Did you ever have the chance to develop a photo in a real darkroom? You put the photo in a developer solution until the image comes in the way you want it, and then once it's the way you want it, you put it in a different chemical bath to stop the developing. That's like the control rods. They stop the nuclear chain reaction.
But those fuel rods, those pellets of uranium inside the metal straws, even when the reactor is turned off, are still wicked hot. And so even though the reactor is off and it's not being used to boil water to make steam to spin turbines to make electricity anymore, the fuel rods still have to stay underwater. Because otherwise they're just too hot to keep it together -- to maintain their integrity. They'll melt.
The first thing that happens is the metal on the long metal tubes oxidizes -- it essentially just rusts really, really fast. And as you know from what happens in normal life when something rusts, it breaks down. It bubbles, cracks, splits. Damage to those fuel rods is a partial meltdown.
As the water level drops and the fuel rods are exposed to the air and the metal straws of the fuel rods oxidize, one of the gases produced is hydrogen, which can be explosive.
Authorities believe that a hydrogen explosion is what happened in two of the reactors at the Fukushima Daiichi plant. When we were told this weekend after the first explosion at the Daiichi nuclear plant, that authorities had detected radioactive iodine and cesium in the atmosphere, what did that mean? Why were they detecting those radioactive elements in the atmosphere? Those detections were an indication that the fuel rods had been damaged, which let some of the radioactive elements in that nuclear fuel, get released.
That is not good. That is a partial nuclear meltdown.
That is also not the same as a total nuclear meltdown, which they're still working to stave off.
The explosions that happened at two reactors at the Daiichi nuclear plant in Fukushima on Saturday and on Monday Japan time are not nuclear explosions. They're explosions caused by the inability to keep those fuel rods underwater and cool. The radioactivity released so far has been a sign that fuel rods were damaged. The steam that's being vented -- that's being let out into the atmosphere to avoid the pressure building up too high around the reactor -- that's mildly-radioactively-contaminated steam, contaminated by the fuel rods being at least partially compromised.
They have kept up efforts to submerge the fuel rods in seawater even after they knew they were damaged -- in order to prevent any further damage. As I said -- what they think they've got, is a partial meltdown. They're trying to avoid an uncontrolled total meltdown, in which the fuel rods break down totally -- and the uranium slumps down into the bottom of the reactor in what is essentially like radioactive lava -- burning (I think) at several thousand degrees Fahrenheit.
If that happens, that pile of hot radioactive goo will burn through most everything around it, and we'll be hoping that these last-line-of-defense containment structures are actually capable of containing that melted fuel and keeping it from the outside world and from the Earth. Because if they're not, that would entail a much larger release of radioactivity.
Tonight, just hours ago, we got word that a third explosion had been heard onsite at the Fukushima plant.

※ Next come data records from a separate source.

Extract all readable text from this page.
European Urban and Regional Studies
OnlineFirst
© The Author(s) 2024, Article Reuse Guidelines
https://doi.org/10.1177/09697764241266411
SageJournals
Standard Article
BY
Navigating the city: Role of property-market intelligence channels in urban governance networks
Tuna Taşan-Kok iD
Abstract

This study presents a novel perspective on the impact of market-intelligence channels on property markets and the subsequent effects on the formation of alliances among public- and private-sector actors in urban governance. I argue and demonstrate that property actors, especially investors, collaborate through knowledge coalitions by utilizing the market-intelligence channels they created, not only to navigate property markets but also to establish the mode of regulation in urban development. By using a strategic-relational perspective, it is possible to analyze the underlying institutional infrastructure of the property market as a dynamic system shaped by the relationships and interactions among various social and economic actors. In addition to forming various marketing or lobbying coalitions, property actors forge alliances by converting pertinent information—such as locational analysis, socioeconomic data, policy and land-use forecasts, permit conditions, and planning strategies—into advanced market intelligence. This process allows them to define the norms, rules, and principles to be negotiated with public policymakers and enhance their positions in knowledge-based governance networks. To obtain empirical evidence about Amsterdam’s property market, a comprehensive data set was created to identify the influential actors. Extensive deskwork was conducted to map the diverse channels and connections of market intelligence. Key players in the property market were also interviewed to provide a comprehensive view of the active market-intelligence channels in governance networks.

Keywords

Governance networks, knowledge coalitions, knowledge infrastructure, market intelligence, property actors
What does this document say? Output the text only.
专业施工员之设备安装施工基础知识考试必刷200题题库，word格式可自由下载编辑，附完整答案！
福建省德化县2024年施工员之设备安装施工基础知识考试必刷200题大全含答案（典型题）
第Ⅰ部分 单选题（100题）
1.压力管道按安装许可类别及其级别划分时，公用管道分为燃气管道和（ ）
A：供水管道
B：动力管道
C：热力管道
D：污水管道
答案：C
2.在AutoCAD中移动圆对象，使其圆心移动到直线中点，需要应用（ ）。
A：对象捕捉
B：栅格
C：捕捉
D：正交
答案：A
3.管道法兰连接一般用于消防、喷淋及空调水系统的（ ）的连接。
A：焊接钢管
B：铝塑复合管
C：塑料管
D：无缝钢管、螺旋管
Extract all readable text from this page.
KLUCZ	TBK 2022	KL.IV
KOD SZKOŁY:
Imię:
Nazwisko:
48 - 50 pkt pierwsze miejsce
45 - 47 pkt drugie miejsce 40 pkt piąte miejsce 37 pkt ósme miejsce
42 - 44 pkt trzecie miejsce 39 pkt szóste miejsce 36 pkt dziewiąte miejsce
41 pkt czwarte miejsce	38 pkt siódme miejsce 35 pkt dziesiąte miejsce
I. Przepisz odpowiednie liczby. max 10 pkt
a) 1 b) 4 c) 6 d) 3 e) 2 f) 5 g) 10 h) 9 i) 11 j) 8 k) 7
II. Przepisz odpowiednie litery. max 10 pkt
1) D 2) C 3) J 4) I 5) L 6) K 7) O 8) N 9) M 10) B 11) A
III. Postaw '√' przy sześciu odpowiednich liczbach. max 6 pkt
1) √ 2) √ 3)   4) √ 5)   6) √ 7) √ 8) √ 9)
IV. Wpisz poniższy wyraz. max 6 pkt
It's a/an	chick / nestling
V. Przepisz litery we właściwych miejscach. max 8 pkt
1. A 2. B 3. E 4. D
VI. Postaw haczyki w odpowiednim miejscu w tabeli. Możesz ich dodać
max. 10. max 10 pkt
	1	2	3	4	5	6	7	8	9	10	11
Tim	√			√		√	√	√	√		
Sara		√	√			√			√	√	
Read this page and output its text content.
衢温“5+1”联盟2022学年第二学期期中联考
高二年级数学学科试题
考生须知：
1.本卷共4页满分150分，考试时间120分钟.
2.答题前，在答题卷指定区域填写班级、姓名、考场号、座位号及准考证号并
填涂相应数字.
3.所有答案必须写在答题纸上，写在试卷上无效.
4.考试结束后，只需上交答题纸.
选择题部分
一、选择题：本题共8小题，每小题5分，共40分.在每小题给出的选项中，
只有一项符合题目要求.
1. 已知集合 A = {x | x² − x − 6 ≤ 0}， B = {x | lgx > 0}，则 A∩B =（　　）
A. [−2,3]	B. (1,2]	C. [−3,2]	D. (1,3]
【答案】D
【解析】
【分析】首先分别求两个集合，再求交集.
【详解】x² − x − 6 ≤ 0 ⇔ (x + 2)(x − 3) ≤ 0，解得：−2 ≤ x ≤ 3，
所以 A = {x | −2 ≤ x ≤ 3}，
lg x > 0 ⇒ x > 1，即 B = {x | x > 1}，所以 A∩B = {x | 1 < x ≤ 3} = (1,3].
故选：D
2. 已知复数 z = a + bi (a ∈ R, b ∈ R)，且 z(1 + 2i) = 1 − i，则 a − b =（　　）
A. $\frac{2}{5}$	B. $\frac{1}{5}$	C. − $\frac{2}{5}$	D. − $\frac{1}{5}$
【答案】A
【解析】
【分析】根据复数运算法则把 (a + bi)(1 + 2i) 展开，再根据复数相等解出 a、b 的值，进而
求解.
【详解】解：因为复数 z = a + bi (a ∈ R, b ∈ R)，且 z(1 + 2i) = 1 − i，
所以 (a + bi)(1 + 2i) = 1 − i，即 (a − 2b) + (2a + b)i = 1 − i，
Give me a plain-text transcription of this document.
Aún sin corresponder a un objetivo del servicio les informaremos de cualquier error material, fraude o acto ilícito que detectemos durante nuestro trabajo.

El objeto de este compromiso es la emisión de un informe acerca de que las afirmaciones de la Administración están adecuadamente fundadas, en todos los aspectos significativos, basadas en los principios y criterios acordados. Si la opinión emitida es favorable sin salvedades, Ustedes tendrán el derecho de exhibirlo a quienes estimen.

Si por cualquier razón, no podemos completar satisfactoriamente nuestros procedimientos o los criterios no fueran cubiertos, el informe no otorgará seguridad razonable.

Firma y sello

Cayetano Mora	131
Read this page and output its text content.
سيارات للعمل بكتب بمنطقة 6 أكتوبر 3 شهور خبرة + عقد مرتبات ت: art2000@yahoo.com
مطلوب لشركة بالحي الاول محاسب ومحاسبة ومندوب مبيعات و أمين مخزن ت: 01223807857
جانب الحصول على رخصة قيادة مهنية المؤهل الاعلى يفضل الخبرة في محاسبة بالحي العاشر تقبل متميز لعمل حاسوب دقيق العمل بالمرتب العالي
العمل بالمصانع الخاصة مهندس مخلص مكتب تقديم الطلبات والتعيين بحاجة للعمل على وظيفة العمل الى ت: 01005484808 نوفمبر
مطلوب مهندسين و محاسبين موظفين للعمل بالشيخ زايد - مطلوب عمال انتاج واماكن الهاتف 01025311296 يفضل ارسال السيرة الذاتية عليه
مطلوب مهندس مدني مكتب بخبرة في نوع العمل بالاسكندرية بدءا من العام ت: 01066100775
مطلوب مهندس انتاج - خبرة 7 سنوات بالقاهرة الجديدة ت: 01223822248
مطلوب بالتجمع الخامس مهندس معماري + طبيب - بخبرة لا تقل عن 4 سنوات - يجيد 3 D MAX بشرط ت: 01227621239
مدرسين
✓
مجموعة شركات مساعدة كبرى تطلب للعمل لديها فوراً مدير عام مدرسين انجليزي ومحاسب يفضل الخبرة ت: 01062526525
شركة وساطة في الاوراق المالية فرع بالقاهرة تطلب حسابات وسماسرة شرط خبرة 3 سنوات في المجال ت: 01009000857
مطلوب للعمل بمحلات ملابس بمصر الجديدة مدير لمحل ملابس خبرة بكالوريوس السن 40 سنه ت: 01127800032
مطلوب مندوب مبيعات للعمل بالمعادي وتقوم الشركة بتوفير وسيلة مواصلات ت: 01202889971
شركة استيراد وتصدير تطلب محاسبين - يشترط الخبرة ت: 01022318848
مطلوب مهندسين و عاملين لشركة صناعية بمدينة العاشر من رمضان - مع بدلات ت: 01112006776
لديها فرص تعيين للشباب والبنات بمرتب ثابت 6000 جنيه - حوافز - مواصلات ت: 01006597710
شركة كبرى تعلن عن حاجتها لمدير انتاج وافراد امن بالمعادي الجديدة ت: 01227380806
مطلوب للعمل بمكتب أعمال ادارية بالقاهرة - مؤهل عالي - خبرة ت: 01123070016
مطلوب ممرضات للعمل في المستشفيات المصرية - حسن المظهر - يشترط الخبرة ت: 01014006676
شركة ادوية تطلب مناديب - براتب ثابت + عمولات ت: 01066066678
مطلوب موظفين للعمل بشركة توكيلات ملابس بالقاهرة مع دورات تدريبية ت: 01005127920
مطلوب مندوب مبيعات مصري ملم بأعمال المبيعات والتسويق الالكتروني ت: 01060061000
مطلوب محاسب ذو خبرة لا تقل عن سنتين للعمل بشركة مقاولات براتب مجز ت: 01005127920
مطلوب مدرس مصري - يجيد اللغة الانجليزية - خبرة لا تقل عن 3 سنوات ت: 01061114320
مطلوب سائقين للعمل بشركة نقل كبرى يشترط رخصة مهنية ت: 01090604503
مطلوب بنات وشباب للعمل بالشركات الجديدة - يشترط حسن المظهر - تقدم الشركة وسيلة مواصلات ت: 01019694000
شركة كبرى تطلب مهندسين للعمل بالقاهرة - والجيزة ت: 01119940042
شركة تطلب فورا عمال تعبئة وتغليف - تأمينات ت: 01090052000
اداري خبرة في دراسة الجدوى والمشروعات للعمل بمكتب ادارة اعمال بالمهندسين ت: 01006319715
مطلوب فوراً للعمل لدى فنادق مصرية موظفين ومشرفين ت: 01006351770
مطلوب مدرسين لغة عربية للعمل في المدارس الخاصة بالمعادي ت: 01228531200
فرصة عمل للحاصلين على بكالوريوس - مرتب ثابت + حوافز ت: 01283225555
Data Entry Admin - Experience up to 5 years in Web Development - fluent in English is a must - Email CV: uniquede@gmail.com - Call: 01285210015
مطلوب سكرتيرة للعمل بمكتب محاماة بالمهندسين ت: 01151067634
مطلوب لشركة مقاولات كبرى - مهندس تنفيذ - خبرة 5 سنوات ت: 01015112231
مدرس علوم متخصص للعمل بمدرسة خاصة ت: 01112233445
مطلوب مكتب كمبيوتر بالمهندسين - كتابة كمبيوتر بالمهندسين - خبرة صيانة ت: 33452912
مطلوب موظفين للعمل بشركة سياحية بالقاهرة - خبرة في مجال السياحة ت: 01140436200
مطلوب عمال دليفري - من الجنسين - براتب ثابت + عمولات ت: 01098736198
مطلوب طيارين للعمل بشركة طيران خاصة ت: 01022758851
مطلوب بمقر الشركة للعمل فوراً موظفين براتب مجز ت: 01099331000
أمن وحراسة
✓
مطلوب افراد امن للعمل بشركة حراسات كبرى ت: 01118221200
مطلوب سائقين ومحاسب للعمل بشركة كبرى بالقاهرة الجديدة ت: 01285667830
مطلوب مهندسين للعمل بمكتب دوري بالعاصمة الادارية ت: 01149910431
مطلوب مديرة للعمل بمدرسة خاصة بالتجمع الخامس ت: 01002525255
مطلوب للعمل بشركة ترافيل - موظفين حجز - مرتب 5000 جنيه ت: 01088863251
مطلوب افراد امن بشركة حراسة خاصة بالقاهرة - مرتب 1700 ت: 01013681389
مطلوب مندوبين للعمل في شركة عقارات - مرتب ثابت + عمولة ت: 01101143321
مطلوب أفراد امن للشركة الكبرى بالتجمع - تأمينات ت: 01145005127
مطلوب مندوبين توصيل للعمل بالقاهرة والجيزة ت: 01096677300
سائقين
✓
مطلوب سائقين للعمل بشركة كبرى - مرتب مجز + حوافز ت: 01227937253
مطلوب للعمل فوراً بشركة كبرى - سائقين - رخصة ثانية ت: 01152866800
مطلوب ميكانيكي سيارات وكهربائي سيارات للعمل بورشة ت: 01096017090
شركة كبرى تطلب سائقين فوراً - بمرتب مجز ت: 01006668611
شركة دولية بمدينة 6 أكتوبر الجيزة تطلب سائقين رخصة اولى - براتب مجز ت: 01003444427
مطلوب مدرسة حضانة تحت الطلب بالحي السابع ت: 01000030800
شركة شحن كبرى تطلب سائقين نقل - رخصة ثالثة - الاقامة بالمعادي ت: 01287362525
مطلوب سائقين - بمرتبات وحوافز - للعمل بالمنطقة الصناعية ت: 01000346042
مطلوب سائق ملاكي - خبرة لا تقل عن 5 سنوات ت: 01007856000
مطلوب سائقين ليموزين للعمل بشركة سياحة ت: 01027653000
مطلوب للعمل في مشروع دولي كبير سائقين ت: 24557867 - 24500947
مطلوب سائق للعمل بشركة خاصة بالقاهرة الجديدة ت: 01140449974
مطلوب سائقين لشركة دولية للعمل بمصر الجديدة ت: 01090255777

There are three reactors there they were worried about at Daiichi. Two of them had hydrogen explosions on Saturday and early today Japan time. Now it appears that the third reactor has suffered an explosion as well. The first two reactor explosions, authorities say, did not result in an unconstrained large radioactive release -- containment vessels had survived the blast.
Tonight, reports from Japan indicate that the third blast may be more serious -- that it may have resulted in a breach of the internal containment vessel. For the first time.
An explosion is not the same as a meltdown. An explosion at a nuclear reactor is not the same as a nuclear explosion. What's happened is that the inability to keep enough water circulating over those fuel rods to keep them cool has resulted in damaged nuclear fuel rods. And that's caused three explosions so far.
And that has provided us with the only conceivable thing that could make the whole world look at the horrible devastation in Japan and think we're as-yet worried about something else, about what might happen next.